What was the DARPA AIxCC and what did it prove?
The DARPA AI Cyber Challenge was a two-year competition where seven teams built AI cyber reasoning systems to find and patch vulnerabilities in open-source software. The final round in 2025 proved AI can find real zero-days at an average cost of $152 per task and 45 minutes per remediation — orders of magnitude cheaper and faster than human methods.
How did AISLE find 12 OpenSSL zero-days?
AISLE, an AI security research system, discovered all 12 zero-day vulnerabilities that OpenSSL announced in early 2026. The system uses AI-powered code analysis and pattern recognition to identify flaws that human researchers missed. AISLE first demonstrated its capabilities in October 2025 by finding three new OpenSSL vulnerabilities.
Is AI better than humans at finding zero-day vulnerabilities?
AI excels at speed and scale — processing millions of lines of code and testing millions of inputs in timeframes impossible for humans. However, humans still lead in understanding business logic, novel attack vectors, and assessing real-world impact. The most effective approach combines both: AI for broad scanning and humans for validation.
What is the risk of AI being used to exploit zero-days?
The same AI capabilities that help defenders also help attackers. Google’s Threat Intelligence Group warns that AI will accelerate both offense and defense through 2026 and beyond. Anthropic’s leaked documents acknowledge that Claude Mythos “presages an upcoming wave of models that can exploit vulnerabilities in ways that far outpace defenders.”

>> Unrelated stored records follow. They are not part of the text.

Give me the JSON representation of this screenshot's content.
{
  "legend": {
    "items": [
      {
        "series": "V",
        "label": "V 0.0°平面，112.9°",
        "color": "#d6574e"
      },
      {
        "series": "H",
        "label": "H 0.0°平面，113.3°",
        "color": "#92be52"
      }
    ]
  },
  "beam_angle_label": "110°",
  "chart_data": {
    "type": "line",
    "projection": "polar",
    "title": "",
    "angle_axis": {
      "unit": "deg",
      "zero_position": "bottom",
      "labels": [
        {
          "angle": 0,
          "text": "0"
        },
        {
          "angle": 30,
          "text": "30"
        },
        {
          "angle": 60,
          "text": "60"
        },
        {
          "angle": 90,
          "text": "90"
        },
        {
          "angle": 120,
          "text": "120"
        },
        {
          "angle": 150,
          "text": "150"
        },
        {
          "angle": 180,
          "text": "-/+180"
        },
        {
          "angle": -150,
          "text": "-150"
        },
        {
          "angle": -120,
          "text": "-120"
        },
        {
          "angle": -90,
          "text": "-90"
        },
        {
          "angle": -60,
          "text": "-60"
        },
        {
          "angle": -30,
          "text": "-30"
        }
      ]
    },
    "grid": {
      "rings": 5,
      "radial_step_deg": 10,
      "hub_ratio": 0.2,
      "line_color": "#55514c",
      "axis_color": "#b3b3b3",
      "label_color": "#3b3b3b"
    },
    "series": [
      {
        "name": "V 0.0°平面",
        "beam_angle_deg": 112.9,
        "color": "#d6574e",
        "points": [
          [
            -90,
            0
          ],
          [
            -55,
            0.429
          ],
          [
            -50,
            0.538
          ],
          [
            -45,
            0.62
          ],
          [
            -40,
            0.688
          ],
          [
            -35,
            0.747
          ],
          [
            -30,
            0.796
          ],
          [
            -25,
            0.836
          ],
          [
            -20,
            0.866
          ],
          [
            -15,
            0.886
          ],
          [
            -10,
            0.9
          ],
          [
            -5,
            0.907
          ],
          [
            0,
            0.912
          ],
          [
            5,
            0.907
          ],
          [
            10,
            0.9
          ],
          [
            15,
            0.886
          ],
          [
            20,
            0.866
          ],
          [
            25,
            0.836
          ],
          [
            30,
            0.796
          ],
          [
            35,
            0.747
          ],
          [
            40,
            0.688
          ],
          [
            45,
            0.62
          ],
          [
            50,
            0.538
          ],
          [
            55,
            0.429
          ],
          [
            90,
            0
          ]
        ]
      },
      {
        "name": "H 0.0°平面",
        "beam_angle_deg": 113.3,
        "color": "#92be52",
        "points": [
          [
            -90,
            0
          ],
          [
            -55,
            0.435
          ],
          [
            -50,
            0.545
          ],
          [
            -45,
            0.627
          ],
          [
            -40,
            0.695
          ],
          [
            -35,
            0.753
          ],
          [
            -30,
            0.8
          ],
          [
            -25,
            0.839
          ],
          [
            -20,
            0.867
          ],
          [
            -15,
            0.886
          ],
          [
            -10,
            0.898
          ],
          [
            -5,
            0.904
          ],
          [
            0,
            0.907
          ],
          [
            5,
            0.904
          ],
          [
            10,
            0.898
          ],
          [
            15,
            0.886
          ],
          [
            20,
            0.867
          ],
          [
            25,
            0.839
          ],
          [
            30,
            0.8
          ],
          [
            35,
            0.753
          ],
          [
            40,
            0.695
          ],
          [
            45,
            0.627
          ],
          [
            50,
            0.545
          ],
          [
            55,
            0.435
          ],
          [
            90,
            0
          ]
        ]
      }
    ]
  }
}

What AI tools can find zero-day vulnerabilities?
Notable tools include the open-source cyber reasoning systems from DARPA AIxCC (including Team Atlanta’s winning CRS), AISLE for library vulnerability discovery, Trend Micro’s AESIR platform (21 critical CVEs found), and Microsoft Security Copilot for threat detection. Claude Mythos is being tested in restricted settings for vulnerability discovery.
How much does AI vulnerability scanning cost compared to manual testing?
AI-powered vulnerability discovery averaged $152 per task in the DARPA AIxCC, with 45-minute remediation times. Manual penetration tests typically cost $10,000-$100,000 and take days to weeks. Even accounting for AI compute costs, automated discovery is roughly 100x cheaper than traditional methods.